All the categories of equipment bring no-claims bonus to the carrier. The weapons have however a role particular to Dofus Arena (in addition to that to strike) because they make it possible to regulate the initiative of the characters.

===Particularity===
The game does not contain any experience system that could affect the team: Ankama Games did not want to give advantages to players with more time. As a result, the newest player can make exact the same team as the best player of the game.

It is not possible to get a successful team by throwing random elements together. Rather, the teams used by high level players focus on maximum synergy between spells, equipment and characters. There is no "best" team and teams that focus on one part of the equipment spectrum (i.e. summons) are equal to more balanced teams.

===Fight===
Currently two forms of combat are available, 1vs1 and 2vs2. In these modes, team(s) battle against each other in one of the 18 maps. The game promotes planning and using different spells in succession (often called a combo).

The turn order is determined by the initiative of each fighter. This stat depends on the class and can be altered with equipment. The order goes from the fighter with the highest amount of initiative to the one with the least initiative.

The game futures a side/back system where damage is increased by 20% when attacking from the side and 40% when attacking from the back.

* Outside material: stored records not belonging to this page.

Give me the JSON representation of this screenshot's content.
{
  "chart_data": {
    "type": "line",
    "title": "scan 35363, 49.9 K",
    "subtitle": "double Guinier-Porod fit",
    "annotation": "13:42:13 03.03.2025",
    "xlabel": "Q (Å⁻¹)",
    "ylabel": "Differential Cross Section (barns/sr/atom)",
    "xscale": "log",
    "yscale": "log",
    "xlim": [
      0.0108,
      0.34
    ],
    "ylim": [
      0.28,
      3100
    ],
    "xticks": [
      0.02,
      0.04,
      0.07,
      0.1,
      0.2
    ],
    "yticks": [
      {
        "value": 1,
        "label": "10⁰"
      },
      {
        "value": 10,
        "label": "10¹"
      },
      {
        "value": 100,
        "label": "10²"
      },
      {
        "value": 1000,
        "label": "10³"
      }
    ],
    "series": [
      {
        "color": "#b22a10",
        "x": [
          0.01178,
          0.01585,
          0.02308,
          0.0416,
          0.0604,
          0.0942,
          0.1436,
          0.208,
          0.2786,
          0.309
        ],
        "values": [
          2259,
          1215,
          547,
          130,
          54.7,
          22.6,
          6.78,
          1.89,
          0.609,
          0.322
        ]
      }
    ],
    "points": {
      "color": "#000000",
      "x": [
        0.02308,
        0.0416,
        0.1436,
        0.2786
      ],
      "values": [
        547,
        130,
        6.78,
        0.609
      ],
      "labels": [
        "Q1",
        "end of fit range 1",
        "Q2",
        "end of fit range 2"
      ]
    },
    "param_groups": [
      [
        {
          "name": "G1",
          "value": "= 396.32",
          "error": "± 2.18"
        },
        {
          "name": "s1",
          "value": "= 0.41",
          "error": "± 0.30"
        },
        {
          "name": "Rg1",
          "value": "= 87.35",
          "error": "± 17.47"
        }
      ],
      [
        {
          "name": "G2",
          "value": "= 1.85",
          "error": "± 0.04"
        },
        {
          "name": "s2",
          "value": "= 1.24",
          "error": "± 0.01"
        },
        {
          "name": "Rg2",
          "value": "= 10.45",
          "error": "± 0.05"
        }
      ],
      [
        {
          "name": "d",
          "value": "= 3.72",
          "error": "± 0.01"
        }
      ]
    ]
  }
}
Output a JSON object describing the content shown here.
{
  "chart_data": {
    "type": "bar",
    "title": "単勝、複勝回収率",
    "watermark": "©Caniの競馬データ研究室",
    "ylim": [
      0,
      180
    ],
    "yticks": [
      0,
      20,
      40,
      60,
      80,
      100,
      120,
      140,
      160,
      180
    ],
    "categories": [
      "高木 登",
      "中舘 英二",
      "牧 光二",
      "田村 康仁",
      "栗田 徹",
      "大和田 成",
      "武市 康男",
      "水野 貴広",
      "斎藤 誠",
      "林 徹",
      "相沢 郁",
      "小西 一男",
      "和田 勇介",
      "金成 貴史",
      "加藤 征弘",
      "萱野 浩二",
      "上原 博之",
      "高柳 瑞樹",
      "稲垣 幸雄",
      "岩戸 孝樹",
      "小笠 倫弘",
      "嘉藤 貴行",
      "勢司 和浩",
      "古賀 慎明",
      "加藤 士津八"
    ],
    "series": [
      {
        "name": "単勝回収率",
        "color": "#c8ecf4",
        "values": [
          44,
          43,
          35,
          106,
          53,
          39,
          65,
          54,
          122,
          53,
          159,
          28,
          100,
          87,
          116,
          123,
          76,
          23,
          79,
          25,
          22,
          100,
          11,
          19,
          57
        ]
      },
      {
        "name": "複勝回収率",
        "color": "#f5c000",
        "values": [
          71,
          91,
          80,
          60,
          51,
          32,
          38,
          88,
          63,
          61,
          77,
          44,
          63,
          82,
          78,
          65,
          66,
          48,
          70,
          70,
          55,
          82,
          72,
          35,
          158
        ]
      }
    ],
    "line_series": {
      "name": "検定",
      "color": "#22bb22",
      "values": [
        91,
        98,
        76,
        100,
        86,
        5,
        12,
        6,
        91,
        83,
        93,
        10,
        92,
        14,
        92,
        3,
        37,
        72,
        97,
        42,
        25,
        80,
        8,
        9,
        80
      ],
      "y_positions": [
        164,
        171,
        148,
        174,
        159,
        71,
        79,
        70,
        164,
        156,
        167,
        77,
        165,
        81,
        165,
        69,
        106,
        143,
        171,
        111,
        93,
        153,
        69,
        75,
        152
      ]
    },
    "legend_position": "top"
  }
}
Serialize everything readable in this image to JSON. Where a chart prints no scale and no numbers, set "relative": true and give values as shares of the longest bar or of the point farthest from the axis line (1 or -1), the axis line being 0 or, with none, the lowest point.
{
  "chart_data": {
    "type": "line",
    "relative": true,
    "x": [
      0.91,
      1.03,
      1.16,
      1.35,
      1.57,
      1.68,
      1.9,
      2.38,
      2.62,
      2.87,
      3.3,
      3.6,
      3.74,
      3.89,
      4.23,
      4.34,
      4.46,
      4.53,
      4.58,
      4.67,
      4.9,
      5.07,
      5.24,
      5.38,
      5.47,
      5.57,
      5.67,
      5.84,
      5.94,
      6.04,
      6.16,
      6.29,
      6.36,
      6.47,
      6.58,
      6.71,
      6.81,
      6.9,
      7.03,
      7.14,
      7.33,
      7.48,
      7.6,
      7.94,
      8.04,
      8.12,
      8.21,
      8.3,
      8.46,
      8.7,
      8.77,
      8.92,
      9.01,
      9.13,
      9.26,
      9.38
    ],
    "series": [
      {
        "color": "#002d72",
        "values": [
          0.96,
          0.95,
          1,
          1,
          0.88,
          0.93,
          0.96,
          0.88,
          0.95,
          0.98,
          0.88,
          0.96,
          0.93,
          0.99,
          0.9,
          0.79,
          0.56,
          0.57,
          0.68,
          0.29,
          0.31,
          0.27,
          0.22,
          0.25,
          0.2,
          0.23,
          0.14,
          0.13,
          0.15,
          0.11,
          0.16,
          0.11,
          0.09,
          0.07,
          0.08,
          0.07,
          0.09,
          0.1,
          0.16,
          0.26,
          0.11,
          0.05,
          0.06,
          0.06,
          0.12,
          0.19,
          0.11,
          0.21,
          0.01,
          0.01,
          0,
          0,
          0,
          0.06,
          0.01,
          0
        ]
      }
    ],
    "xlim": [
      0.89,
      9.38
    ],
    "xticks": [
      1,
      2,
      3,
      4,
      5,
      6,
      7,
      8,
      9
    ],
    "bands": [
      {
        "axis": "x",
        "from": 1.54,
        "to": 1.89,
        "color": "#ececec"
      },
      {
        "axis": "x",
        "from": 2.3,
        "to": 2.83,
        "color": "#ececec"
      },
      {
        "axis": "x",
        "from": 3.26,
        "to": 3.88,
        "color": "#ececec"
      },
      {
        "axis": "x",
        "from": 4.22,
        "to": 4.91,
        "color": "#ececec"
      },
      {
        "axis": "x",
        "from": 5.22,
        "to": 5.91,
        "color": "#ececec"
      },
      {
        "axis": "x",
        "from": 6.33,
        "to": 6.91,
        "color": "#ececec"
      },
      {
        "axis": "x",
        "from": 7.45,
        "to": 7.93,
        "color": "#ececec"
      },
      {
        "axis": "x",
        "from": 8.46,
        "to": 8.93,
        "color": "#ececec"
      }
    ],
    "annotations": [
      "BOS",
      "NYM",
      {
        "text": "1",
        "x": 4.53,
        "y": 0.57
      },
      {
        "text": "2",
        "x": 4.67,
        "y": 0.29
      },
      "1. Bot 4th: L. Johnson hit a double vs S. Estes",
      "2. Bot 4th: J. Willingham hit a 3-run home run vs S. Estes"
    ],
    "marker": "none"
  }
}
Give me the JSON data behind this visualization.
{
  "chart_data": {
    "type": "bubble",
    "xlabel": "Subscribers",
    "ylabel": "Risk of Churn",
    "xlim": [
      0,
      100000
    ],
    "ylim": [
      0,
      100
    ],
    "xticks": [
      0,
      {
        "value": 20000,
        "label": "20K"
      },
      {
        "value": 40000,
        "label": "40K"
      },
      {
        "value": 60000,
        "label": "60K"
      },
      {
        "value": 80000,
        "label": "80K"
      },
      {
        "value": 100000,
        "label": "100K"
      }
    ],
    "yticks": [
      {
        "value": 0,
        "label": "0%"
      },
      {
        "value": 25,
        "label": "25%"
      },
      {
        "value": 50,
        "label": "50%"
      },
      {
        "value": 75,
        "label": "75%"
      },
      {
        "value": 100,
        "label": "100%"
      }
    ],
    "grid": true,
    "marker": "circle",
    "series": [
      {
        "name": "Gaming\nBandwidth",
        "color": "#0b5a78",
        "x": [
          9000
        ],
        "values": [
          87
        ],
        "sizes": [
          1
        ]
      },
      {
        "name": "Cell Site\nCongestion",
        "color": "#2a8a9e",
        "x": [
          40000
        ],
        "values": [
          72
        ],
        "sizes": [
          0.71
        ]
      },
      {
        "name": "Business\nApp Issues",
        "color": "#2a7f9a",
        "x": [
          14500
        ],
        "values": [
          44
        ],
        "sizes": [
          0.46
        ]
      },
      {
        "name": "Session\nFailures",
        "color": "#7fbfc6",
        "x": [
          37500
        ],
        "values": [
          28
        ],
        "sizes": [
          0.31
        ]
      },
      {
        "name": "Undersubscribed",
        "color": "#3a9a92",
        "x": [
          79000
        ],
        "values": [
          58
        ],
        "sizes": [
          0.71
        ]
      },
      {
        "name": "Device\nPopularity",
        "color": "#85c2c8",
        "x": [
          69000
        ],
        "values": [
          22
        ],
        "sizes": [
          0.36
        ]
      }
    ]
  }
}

To reduce repetition, there are two elements randomly chosen at the start of the game: bonus cards and event cards. Bonus cards are strong actions that can be activated by everybody, but can only be used once per team. Event cards are cards that affect the game and change every round, this ranges from "everybody deals 10% more wind damage" or "all sacriers (a class) gain 2 MP and do 10% more damage" to "everybody loses 1 AP".

====Coach management====
The majority of the fights are ladder based and grant the winner "coach items"- that serve solely for appearance, those items do not affect combat – and points, calculated by the Elo rating system. If the player has have enough points, they gain a level.

The ladder ranks everybody by their points gathered.

All stats are recorded and the replay of every single match is available.

==Reception==
- "Price of the Public" at the Flash festival in France in 2006.

==Closure==
Despite all the work on it and a beta test period that lasted nearly a decade, the game was never officially released. Development was officially "paused" in February 2012, and the lead developer left in July 2012. The game remained unfinished but playable for quite a while, until the Dofus Arena website was quietly closed without notice on October 14, 2014 and the game servers shut down.